Uzbekistan is also eager to secure cutting-edge technology and financial resources, which is where Asian, European and US assistance is seen as especially critical.
Yet while keeping Russia at a distance, Uzbekistan still sees its former colonial master as a useful partner in security matters. Last year marked a decade since the signing of the Russia-Uzbekistan Treaty of Alliance Relations, a pact that grew out of Uzbekistan’s estrangement from the Western international community following the bloody crushing of mass unrest in Andijan in 2005.
In economic terms, the figures speak for themselves.
Russia is Uzbekistan’s main market for exports. And Uzbekistan has the fourth largest trade turnover with Russia among the former Soviet republics. Russian ambassador to Uzbekistan, Vladimir Tyurdenev, told reporters in Tashkent in December that trade between the two countries in the first three quarters of 2015 had fallen by 29.2 percent year-on-year, to $2.14 billion, because of the depreciation in the value of the ruble.

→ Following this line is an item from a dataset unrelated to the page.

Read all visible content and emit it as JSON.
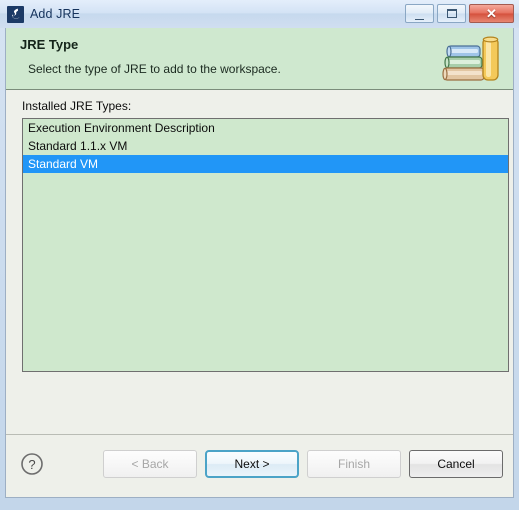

“But in some areas, there has in fact been an increase. For example, over the same nine months, deliveries of Uzbek fruit and vegetables to Russia increased by 78.4 percent,” Tyurdenev said.
Russia’s Gazprom recently reached a deal with Uzbekneftegaz to supply 4 billion cubic meters of natural gas this year.

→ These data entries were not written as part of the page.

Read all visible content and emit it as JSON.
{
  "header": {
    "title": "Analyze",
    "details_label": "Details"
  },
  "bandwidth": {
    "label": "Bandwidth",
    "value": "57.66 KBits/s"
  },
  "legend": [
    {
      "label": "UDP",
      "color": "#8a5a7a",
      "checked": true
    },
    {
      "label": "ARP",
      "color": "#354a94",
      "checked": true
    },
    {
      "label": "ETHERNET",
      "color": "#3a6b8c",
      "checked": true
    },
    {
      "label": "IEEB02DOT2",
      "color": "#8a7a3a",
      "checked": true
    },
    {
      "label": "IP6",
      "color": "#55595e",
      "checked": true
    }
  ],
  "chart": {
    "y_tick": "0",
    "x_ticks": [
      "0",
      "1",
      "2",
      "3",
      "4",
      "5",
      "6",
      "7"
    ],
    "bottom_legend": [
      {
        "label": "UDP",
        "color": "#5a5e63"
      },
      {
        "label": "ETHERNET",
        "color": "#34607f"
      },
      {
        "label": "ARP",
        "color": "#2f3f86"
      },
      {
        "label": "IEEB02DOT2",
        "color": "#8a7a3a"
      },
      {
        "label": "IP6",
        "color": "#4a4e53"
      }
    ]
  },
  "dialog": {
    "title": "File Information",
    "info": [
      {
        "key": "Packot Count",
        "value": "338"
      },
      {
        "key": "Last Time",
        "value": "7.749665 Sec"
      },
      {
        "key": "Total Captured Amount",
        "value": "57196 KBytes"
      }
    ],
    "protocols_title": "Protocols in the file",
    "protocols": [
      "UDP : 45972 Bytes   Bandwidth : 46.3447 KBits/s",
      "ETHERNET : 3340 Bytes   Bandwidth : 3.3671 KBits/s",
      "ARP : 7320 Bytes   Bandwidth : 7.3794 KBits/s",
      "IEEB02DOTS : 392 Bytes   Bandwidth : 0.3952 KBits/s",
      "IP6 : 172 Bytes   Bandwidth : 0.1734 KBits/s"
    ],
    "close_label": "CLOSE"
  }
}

The fate of the two countries is far more intertwined than Tashkent would prefer, as the plight of Uzbekistan’s 1.9 million migrant laborers in Russia attests. The Central Bank in Moscow has said remittances to Uzbekistan in 2015 sunk to $3.06 billion — a sharp drop from $5.65 billion in 2014 and $6.69 billion in 2013.
Sunnat Yunusov, who has worked as a cook in a Moscow restaurant for five years, said he earned around $1,100 monthly before the collapse of the ruble. That has now dropped to around $500. He still has no intention of returning to his home country, however.
“I can’t even make that money back home. Mind you, it is difficult for Uzbeks to find work now in comparison with the Kyrgyz. They are already in the Eurasian Economic Union, so Russian employers tend to give them preference,” Yunusov said.